There is nothing worse than that sinking feeling knowing you got scammed on your travels.
Learning about popular travel scams and being aware of how to avoid them (without being paranoid!), is the way to go!
Have you ever hopped into a taxi and been told that the meter isn't working and you'll have to fork over a set fare?
If so, chances are you were scammed into paying a lot more for your taxi trip.
Unfortunately, this scam is a popular one worldwide.
It can be easily avoided by refusing to ride unless the meter is switched on.
If there are no other taxis around, negotiate a fixed price that you're happy to pay.
Pretending to walk away is an excellent tactic to get the price down to something reasonable.
Another popular scam to watch out for is taxi drivers or guides insisting that your intended destination is closed. Instead, they whisk you away to another location - usually to a place where they receive a commission.
You might also be paraded around a shop (owned by their relatives or friends), or taken to an attraction and pushed into paying an exorbitant entry fee.
Play it friendly, say thank you and insist that you are happy to go to your original location.
You can always check with your hotel before venturing out for the day about information for popular tourist sites.
They will likely give you the low down if there are in fact any closures or things you need to know before visiting.
A common way for scalpers to earn a quick dollar - especially in Arabic countries - is women insisting on giving you a free henna tattoo.
They do so by often grabbing your arm and quickly doing a hack-job design.

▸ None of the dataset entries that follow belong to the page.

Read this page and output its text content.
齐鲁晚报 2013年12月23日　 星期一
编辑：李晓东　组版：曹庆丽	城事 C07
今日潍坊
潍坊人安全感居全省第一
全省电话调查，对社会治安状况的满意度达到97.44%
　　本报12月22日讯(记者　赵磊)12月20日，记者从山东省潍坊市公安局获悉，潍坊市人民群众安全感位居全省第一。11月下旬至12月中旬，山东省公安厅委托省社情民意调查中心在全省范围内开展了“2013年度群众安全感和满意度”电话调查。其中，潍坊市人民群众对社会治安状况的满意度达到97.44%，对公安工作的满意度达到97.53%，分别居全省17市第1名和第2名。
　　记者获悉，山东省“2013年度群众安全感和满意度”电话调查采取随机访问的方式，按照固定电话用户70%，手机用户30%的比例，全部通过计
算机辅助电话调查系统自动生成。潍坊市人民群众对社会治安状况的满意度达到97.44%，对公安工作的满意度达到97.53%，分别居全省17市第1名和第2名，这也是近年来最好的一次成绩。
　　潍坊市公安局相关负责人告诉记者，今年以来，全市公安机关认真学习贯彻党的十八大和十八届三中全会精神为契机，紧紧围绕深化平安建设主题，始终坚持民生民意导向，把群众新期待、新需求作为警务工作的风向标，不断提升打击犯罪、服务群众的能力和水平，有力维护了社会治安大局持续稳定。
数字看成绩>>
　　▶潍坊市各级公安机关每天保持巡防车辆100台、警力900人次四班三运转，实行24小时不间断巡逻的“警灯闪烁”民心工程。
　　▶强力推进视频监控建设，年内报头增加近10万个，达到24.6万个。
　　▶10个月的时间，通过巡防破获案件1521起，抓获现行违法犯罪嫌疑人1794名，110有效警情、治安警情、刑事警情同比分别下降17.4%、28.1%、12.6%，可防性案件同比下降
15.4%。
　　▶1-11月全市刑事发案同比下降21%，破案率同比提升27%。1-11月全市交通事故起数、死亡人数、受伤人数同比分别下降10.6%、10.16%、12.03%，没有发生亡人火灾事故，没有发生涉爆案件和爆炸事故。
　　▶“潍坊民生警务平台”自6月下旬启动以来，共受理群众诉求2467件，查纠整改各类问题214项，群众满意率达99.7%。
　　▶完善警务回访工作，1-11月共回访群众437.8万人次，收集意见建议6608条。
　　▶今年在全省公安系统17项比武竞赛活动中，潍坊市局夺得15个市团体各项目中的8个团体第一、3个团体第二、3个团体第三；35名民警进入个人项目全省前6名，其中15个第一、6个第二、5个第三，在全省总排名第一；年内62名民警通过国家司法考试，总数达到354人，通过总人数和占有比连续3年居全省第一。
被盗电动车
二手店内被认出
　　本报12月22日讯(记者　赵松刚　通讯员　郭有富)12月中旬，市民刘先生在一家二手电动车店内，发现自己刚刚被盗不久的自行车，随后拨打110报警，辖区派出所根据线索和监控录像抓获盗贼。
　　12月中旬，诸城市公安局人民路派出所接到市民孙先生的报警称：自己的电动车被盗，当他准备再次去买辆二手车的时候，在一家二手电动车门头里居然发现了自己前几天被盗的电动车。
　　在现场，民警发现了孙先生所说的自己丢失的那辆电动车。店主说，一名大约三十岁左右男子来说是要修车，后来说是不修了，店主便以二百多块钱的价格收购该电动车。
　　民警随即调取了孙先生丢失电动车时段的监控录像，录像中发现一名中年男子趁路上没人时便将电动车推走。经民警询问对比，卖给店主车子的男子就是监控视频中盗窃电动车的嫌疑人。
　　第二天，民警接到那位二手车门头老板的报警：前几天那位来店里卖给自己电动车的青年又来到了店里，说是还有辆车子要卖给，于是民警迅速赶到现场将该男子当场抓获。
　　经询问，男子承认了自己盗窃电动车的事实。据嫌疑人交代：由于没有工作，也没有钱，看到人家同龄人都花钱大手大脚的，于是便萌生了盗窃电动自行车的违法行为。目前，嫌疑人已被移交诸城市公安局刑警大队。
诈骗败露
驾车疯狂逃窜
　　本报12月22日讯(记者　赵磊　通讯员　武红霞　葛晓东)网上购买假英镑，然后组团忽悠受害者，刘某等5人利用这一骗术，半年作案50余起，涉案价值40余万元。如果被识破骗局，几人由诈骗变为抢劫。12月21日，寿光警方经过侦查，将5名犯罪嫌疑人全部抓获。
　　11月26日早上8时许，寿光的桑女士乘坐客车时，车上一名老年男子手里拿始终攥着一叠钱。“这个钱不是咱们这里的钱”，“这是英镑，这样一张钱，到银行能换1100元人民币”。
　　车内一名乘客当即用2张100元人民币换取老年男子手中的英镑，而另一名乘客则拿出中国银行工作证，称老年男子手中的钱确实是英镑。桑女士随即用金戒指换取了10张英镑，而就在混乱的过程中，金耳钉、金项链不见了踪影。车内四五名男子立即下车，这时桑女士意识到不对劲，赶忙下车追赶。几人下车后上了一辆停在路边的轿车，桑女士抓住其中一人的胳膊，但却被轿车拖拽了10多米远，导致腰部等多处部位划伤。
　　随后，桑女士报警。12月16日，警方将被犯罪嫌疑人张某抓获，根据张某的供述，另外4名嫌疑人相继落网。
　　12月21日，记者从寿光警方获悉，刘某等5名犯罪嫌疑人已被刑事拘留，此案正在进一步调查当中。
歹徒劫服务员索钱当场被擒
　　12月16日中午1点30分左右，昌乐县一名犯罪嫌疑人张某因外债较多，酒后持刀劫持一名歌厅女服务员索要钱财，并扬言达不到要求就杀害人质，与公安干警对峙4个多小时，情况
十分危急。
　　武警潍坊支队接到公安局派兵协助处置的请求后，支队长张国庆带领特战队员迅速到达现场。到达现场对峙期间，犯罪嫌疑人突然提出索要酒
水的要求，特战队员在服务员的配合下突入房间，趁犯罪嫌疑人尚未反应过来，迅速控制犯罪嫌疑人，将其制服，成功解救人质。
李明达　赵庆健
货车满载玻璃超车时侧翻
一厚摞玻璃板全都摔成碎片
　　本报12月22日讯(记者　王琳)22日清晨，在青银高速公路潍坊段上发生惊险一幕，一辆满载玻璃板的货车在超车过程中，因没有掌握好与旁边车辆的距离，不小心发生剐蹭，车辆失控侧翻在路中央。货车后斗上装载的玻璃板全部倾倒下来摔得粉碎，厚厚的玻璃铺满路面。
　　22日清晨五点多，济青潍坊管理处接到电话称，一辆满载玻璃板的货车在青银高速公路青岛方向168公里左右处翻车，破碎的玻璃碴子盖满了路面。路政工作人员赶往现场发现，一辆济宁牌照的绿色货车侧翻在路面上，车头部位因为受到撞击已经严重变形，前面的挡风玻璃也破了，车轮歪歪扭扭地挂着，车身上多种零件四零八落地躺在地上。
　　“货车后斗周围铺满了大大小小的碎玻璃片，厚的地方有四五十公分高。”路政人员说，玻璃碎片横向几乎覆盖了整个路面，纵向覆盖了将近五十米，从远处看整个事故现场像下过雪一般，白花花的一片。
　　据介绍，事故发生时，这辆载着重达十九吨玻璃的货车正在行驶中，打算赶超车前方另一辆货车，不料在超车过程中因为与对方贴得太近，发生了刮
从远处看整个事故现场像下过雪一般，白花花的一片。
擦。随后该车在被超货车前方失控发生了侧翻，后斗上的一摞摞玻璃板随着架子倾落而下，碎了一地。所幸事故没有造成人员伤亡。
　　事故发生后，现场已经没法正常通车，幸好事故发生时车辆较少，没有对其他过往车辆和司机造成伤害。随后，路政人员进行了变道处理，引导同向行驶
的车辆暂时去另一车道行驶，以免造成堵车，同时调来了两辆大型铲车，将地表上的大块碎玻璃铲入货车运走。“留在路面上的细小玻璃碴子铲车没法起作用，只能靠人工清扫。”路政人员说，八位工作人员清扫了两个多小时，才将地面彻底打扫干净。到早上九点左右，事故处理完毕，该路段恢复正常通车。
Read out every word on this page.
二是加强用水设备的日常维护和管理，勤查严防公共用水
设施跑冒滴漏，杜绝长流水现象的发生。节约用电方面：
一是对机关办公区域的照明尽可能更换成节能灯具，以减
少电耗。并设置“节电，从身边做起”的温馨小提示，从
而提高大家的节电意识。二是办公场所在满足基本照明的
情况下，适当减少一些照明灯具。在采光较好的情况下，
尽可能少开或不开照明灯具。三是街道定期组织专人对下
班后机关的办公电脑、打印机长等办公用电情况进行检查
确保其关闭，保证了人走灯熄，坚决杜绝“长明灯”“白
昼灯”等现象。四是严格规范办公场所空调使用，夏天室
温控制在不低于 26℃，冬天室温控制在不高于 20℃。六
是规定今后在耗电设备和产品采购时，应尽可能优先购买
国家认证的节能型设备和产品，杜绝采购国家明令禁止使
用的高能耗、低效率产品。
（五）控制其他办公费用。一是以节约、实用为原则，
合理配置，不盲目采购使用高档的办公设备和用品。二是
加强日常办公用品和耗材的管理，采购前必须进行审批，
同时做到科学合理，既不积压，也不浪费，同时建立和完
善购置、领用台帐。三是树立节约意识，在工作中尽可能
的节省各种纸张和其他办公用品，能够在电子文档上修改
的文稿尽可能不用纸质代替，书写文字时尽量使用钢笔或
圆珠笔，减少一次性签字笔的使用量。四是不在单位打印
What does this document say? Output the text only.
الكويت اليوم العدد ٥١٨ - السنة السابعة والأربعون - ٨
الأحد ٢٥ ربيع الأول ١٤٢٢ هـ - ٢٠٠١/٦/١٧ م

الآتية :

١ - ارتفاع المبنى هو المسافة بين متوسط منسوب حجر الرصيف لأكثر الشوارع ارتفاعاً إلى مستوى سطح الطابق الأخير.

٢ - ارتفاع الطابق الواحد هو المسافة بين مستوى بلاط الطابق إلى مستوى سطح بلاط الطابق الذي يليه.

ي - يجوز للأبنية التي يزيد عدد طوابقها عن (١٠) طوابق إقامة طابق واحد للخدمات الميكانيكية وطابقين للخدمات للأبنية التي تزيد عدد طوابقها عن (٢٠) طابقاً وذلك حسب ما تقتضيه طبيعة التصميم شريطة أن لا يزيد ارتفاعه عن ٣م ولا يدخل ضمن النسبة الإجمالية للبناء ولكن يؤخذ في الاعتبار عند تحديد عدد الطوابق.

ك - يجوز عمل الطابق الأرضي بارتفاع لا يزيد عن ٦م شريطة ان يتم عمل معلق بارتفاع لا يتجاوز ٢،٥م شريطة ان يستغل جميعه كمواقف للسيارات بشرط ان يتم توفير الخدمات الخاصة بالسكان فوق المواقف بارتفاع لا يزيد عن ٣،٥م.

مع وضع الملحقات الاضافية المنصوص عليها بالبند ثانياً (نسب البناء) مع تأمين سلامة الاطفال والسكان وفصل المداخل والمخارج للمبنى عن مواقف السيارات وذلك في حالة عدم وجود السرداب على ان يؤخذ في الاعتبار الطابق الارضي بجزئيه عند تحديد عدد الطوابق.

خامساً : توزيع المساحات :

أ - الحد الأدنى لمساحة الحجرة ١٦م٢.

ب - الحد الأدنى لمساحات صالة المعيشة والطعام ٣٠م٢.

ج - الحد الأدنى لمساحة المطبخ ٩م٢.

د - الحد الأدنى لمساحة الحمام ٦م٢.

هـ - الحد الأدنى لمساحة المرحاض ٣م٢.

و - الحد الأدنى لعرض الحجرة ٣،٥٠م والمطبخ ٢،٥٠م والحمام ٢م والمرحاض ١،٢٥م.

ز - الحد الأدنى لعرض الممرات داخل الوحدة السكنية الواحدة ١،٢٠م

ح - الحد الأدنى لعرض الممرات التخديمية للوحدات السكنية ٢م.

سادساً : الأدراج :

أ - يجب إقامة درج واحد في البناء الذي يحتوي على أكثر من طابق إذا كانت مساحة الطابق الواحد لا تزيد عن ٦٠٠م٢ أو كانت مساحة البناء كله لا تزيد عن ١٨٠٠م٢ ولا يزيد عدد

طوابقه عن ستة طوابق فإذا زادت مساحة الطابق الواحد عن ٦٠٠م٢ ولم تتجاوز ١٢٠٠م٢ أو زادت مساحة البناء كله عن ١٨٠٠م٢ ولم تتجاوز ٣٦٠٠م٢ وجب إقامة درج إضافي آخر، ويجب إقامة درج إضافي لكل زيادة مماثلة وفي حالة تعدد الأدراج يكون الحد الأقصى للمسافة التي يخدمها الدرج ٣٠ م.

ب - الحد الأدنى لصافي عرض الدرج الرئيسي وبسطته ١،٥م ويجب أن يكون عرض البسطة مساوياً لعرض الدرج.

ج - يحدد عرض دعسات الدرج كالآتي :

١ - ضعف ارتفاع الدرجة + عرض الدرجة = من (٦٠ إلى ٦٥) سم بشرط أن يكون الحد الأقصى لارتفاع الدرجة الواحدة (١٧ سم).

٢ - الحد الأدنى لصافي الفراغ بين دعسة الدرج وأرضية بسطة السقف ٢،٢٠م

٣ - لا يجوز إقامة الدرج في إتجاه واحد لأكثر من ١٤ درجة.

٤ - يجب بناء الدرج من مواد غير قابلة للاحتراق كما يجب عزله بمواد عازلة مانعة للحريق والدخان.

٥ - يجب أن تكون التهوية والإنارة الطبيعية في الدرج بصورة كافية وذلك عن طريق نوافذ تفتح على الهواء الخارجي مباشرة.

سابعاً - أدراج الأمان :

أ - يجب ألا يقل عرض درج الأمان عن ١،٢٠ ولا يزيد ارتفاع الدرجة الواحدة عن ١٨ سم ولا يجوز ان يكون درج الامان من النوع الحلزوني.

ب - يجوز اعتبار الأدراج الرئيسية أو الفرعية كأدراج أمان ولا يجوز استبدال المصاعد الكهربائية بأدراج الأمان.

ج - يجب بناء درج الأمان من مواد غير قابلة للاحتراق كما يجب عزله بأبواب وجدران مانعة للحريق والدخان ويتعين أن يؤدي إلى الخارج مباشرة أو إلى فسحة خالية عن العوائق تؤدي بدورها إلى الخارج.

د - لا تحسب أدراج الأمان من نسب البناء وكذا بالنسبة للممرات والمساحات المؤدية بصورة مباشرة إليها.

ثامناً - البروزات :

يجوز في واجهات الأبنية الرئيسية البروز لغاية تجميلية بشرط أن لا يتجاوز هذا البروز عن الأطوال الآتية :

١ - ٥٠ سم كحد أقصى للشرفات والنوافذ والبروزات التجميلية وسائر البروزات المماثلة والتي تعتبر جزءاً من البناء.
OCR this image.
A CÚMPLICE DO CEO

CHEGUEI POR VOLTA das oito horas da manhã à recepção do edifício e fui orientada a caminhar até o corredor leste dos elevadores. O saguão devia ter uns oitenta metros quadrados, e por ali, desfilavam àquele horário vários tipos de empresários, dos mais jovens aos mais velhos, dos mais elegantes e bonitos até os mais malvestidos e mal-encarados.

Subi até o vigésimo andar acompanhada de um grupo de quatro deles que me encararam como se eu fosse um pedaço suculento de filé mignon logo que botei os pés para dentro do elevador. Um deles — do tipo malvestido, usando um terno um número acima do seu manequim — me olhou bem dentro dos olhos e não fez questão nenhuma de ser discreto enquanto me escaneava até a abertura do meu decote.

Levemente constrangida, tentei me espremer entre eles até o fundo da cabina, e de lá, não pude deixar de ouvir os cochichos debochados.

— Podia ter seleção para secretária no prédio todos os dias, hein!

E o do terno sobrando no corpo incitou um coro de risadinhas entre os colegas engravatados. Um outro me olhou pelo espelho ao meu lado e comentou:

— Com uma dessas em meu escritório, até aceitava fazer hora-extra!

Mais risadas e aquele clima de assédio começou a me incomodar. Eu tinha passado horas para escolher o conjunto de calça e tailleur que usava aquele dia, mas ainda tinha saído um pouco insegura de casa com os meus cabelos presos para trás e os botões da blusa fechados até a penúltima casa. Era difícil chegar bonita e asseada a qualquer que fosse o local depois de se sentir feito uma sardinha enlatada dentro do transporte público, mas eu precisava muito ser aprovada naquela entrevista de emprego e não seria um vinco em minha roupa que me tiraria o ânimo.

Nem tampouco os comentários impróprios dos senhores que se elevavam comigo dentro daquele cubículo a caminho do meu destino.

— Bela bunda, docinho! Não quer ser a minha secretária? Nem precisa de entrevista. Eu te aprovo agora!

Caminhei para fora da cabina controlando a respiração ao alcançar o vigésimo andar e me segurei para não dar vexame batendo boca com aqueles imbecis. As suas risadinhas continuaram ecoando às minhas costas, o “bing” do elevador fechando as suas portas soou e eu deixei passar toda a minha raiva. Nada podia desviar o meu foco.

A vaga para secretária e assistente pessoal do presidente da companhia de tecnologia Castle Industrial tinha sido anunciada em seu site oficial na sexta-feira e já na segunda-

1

They will then ask for money for the tattoo, and in some unfortunate cases, become quite aggressive until you hand over the cash.
A good way to avoid getting some unwanted henna tattoo work is to be firm with your “No thanks”. Put your hands in your pockets and avoid making eye-contact, too.
This scam is particularly popular in Morocco and Egypt - so watch out!
Been caught up with a delayed or cancelled flight? That can sometimes feel like you're being ripped off. Get to know your passenger rights for cancelled or delayed flights around the world and see if you're entitled to compensation.
Local entrepreneurial types have been known to collect empty water bottles from bins, fill them from a tap and sell them icy-cold from a tub of ice at favourite tourist sites.
While not as malicious or expensive as other scams, this one could make you sick if you end up drinking the local water when you’re not supposed to. Especially in destinations in Southeast Asia, Africa and South America.
Make sure you check that the bottle of water you buy is properly sealed, otherwise don’t buy it!
You should avoid drinking tap water in many countries around the world, particularly in Southeast Asia. See our other tips for avoiding the dreaded Bali Belly.
Sit long enough in a bustling square, and you might see this one play out to unsuspecting tourists.
It’s almost like a theatre show if you ignore the poor person reaching for their purse.
A seller, usually a cute little boy or girl, will get their goods knocked over by a careless passerby.
There will be a bit of a commotion, and the seller will be left distraught and in tears over the spoiled goods.
Kindly, tourists will open their wallets and voila! The child will cheer up and head on their merry way.
Wait long enough and you’ll see them back again, setting up the biscuits they have collected from the dirt.
A scam that is quite easy to spot at tourist destinations around the world, is a "guide" who will insist they take you around your destination.
If you don’t agree upon the price upfront, you might find yourself shelling out some serious cash.
Check what other visitors are doing before agreeing to anything.
You may not even need a guide at all. Take an information brochure or grab an audio headset and you’re set!
Falling victim to scams overseas can put a dampener on your trip. Even more so if it relates to your money. Find out what to do if your bank card gets skimmed overseas.
One of the more malicious scams will involve people ‘selling’ you back your belongings.
Drop your phone, and a sneaky scammer could pick it up and charge you a whole lot just to get it back.
Be careful with your belongings and always be aware of your valuables - so you hopefully don’t fall into this trap!
While getting scammed can be a shock to even the savviest traveller, some street smarts and careful pre-trip research can help you avoid most situations.